Mais il fallait manœuvrer avec beaucoup d'habileté; «l'imposteur est sur ses gardes, ainsi que l'Excellentissime Tribunal pourra s'en convaincre, par les renseignements ci-inclus qui me parviennent d'une source très sûre, d'où il résulte qu'un homme seul n'est pas suffisant pour mener à bonne fin une affaire de cette importance.»
Viale concluait en disant qu'il était nécessaire d'attendre le moment opportun, dût-on y employer plusieurs jours. «Mais pendant ce temps-là, il faudrait fournir aux exécuteurs les moyens de subsister et, le coup fait, faciliter leur fuite. Je ne peux, concluait le ministre, et qu'il me soit permis d'ajouter: je ne veux toucher à cette question[ [711].»
Les inquisiteurs d'État enregistrèrent cette lettre sans commentaires.
Viale écrivit de nouveau à de Franchi le 6 août. Il dit qu'il n'a pas reçu la lettre que le tribunal a dû le charger d'écrire en réponse à sa dépêche du 23. Il y avait sans aucun doute de bonnes raisons pour cela. Les inquisiteurs, par une prudence de plus en plus caractérisée, ne donnèrent pas mission à de Franchi de répondre à Viale. La copie de la lettre ne se trouve pas dans les archives de Gênes et l'on peut penser que la poste ne l'a point égarée.
Cela n'empêchait pas Viale de continuer à transmettre au Sérénissime Collège toutes les informations que le secrétaire de Mann lui apportait avec une constance louable.

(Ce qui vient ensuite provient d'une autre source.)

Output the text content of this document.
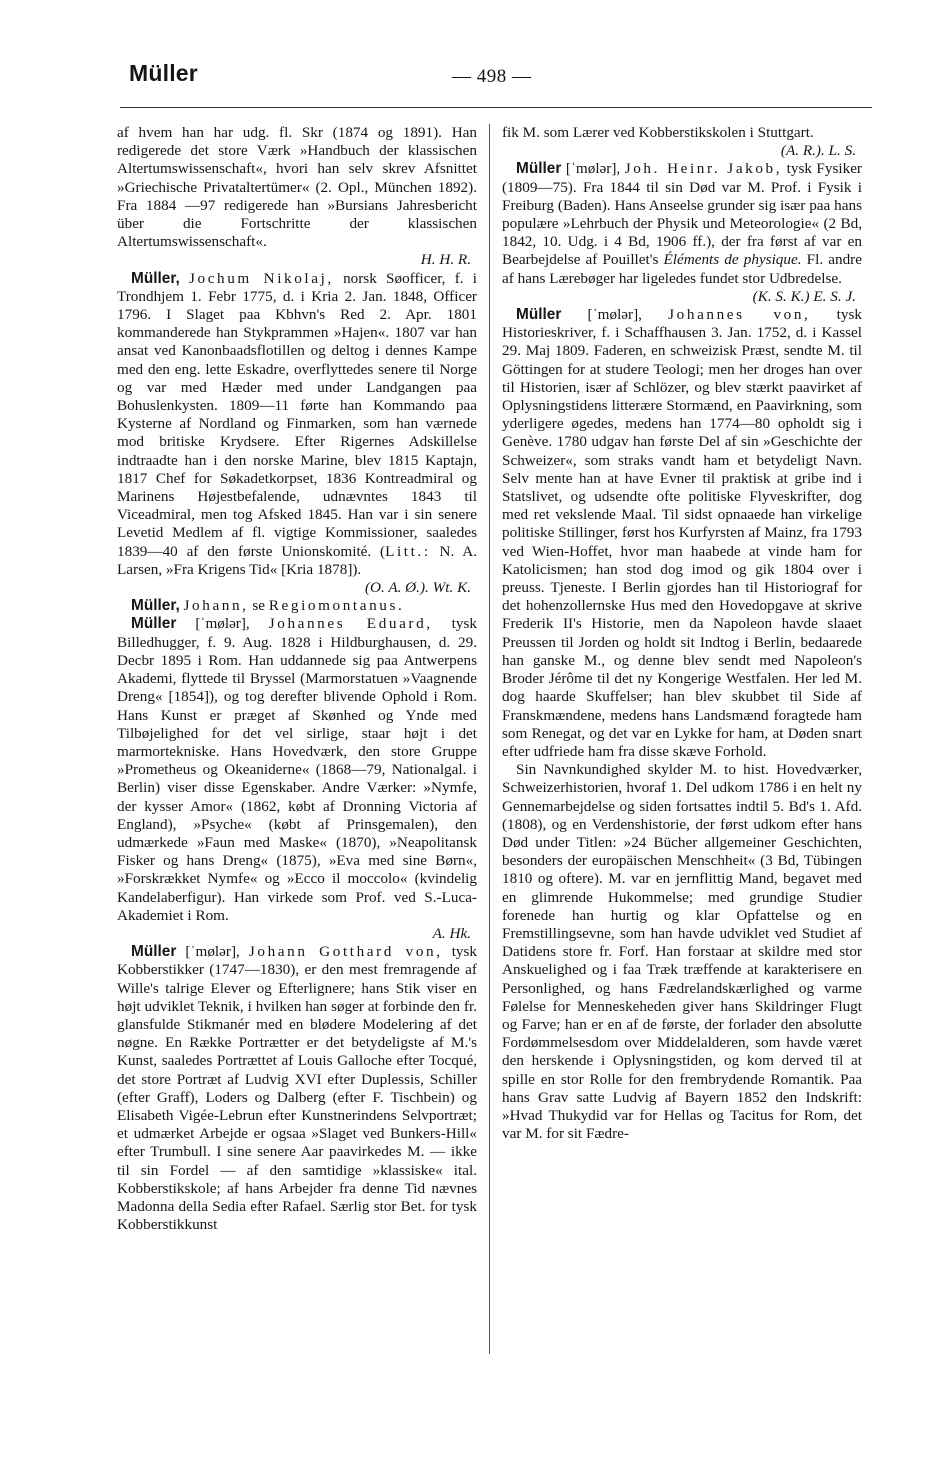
Müller	— 498 —

af hvem han har udg. fl. Skr (1874 og 1891). Han redigerede det store Værk »Handbuch der klassischen Altertumswissenschaft«, hvori han selv skrev Afsnittet »Griechische Privataltertümer« (2. Opl., München 1892). Fra 1884 —97 redigerede han »Bursians Jahresbericht über die Fortschritte der klassischen Altertumswissenschaft«.
H. H. R.

Müller, Jochum Nikolaj, norsk Søofficer, f. i Trondhjem 1. Febr 1775, d. i Kria 2. Jan. 1848, Officer 1796. I Slaget paa Kbhvn's Red 2. Apr. 1801 kommanderede han Stykprammen »Hajen«. 1807 var han ansat ved Kanonbaadsflotillen og deltog i dennes Kampe med den eng. lette Eskadre, overflyttedes senere til Norge og var med Hæder med under Landgangen paa Bohuslenkysten. 1809—11 førte han Kommando paa Kysterne af Nordland og Finmarken, som han værnede mod britiske Krydsere. Efter Rigernes Adskillelse indtraadte han i den norske Marine, blev 1815 Kaptajn, 1817 Chef for Søkadetkorpset, 1836 Kontreadmiral og Marinens Højestbefalende, udnævntes 1843 til Viceadmiral, men tog Afsked 1845. Han var i sin senere Levetid Medlem af fl. vigtige Kommissioner, saaledes 1839—40 af den første Unionskomité. (Litt.: N. A. Larsen, »Fra Krigens Tid« [Kria 1878]).
(O. A. Ø.). Wt. K.

Müller, Johann, se Regiomontanus.

Müller [ˈmølər], Johannes Eduard, tysk Billedhugger, f. 9. Aug. 1828 i Hildburghausen, d. 29. Decbr 1895 i Rom. Han uddannede sig paa Antwerpens Akademi, flyttede til Bryssel (Marmorstatuen »Vaagnende Dreng« [1854]), og tog derefter blivende Ophold i Rom. Hans Kunst er præget af Skønhed og Ynde med Tilbøjelighed for det vel sirlige, staar højt i det marmortekniske. Hans Hovedværk, den store Gruppe »Prometheus og Okeaniderne« (1868—79, Nationalgal. i Berlin) viser disse Egenskaber. Andre Værker: »Nymfe, der kysser Amor« (1862, købt af Dronning Victoria af England), »Psyche« (købt af Prinsgemalen), den udmærkede »Faun med Maske« (1870), »Neapolitansk Fisker og hans Dreng« (1875), »Eva med sine Børn«, »Forskrækket Nymfe« og »Ecco il moccolo« (kvindelig Kandelaberfigur). Han virkede som Prof. ved S.-Luca-Akademiet i Rom.
A. Hk.

Müller [ˈmølər], Johann Gotthard von, tysk Kobberstikker (1747—1830), er den mest fremragende af Wille's talrige Elever og Efterlignere; hans Stik viser en højt udviklet Teknik, i hvilken han søger at forbinde den fr. glansfulde Stikmanér med en blødere Modelering af det nøgne. En Række Portrætter er det betydeligste af M.'s Kunst, saaledes Portrættet af Louis Galloche efter Tocqué, det store Portræt af Ludvig XVI efter Duplessis, Schiller (efter Graff), Loders og Dalberg (efter F. Tischbein) og Elisabeth Vigée-Lebrun efter Kunstnerindens Selvportræt; et udmærket Arbejde er ogsaa »Slaget ved Bunkers-Hill« efter Trumbull. I sine senere Aar paavirkedes M. — ikke til sin Fordel — af den samtidige »klassiske« ital. Kobberstikskole; af hans Arbejder fra denne Tid nævnes Madonna della Sedia efter Rafael. Særlig stor Bet. for tysk Kobberstikkunst

fik M. som Lærer ved Kobberstikskolen i Stuttgart.
(A. R.). L. S.

Müller [ˈmølər], Joh. Heinr. Jakob, tysk Fysiker (1809—75). Fra 1844 til sin Død var M. Prof. i Fysik i Freiburg (Baden). Hans Anseelse grunder sig især paa hans populære »Lehrbuch der Physik und Meteorologie« (2 Bd, 1842, 10. Udg. i 4 Bd, 1906 ff.), der fra først af var en Bearbejdelse af Pouillet's Éléments de physique. Fl. andre af hans Lærebøger har ligeledes fundet stor Udbredelse.
(K. S. K.) E. S. J.

Müller [ˈmølər], Johannes von, tysk Historieskriver, f. i Schaffhausen 3. Jan. 1752, d. i Kassel 29. Maj 1809. Faderen, en schweizisk Præst, sendte M. til Göttingen for at studere Teologi; men her droges han over til Historien, især af Schlözer, og blev stærkt paavirket af Oplysningstidens litterære Stormænd, en Paavirkning, som yderligere øgedes, medens han 1774—80 opholdt sig i Genève. 1780 udgav han første Del af sin »Geschichte der Schweizer«, som straks vandt ham et betydeligt Navn. Selv mente han at have Evner til praktisk at gribe ind i Statslivet, og udsendte ofte politiske Flyveskrifter, dog med ret vekslende Maal. Til sidst opnaaede han virkelige politiske Stillinger, først hos Kurfyrsten af Mainz, fra 1793 ved Wien-Hoffet, hvor man haabede at vinde ham for Katolicismen; han stod dog imod og gik 1804 over i preuss. Tjeneste. I Berlin gjordes han til Historiograf for det hohenzollernske Hus med den Hovedopgave at skrive Frederik II's Historie, men da Napoleon havde slaaet Preussen til Jorden og holdt sit Indtog i Berlin, bedaarede han ganske M., og denne blev sendt med Napoleon's Broder Jérôme til det ny Kongerige Westfalen. Her led M. dog haarde Skuffelser; han blev skubbet til Side af Franskmændene, medens hans Landsmænd foragtede ham som Renegat, og det var en Lykke for ham, at Døden snart efter udfriede ham fra disse skæve Forhold.

Sin Navnkundighed skylder M. to hist. Hovedværker, Schweizerhistorien, hvoraf 1. Del udkom 1786 i en helt ny Gennemarbejdelse og siden fortsattes indtil 5. Bd's 1. Afd. (1808), og en Verdenshistorie, der først udkom efter hans Død under Titlen: »24 Bücher allgemeiner Geschichten, besonders der europäischen Menschheit« (3 Bd, Tübingen 1810 og oftere). M. var en jernflittig Mand, begavet med en glimrende Hukommelse; med grundige Studier forenede han hurtig og klar Opfattelse og en Fremstillingsevne, som han havde udviklet ved Studiet af Datidens store fr. Forf. Han forstaar at skildre med stor Anskuelighed og i faa Træk træffende at karakterisere en Personlighed, og hans Fædrelandskærlighed og varme Følelse for Menneskeheden giver hans Skildringer Flugt og Farve; han er en af de første, der forlader den absolutte Fordømmelsesdom over Middelalderen, som havde været den herskende i Oplysningstiden, og kom derved til at spille en stor Rolle for den frembrydende Romantik. Paa hans Grav satte Ludvig af Bayern 1852 den Indskrift: »Hvad Thukydid var for Hellas og Tacitus for Rom, det var M. for sit Fædre-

Théodore était toujours à Cigoli. Il avait écrit au général Breitwitz afin d'obtenir de l'argent pour se rendre en Angleterre où il voulait porter sa plainte au roi contre l'amiral Matthews. «Peut-être aussi va-t-il s'en retourner dans son pays, car l'imposteur voit s'évanouir toutes ses idées téméraires.»
L'envoyé revenait à son plan d'assassinat. Pour éviter la quarantaine qu'il serait obligé de faire à l'entrée des États Pontificaux, il ne restait à Théodore que la route de Sarzana, par Pontremoli, et celle de Massa, par le mont Pellegrino, conduisant dans le Modanais.
Viale présumait qu'il prendrait cette dernière route. «Le passage du mont Pellegrino serait très commode pour faire le coup»; l'endroit rêvé pour assassiner proprement un homme.
Malheureusement, le Magnifique commerçant, envoyé de la république, avait peur de ne pas avoir «l'avis nécessaire à temps», d'autant plus, dit-il, «que j'ai présentement une très forte fluxion dans la tête qui m'empêche de marcher[ [712].»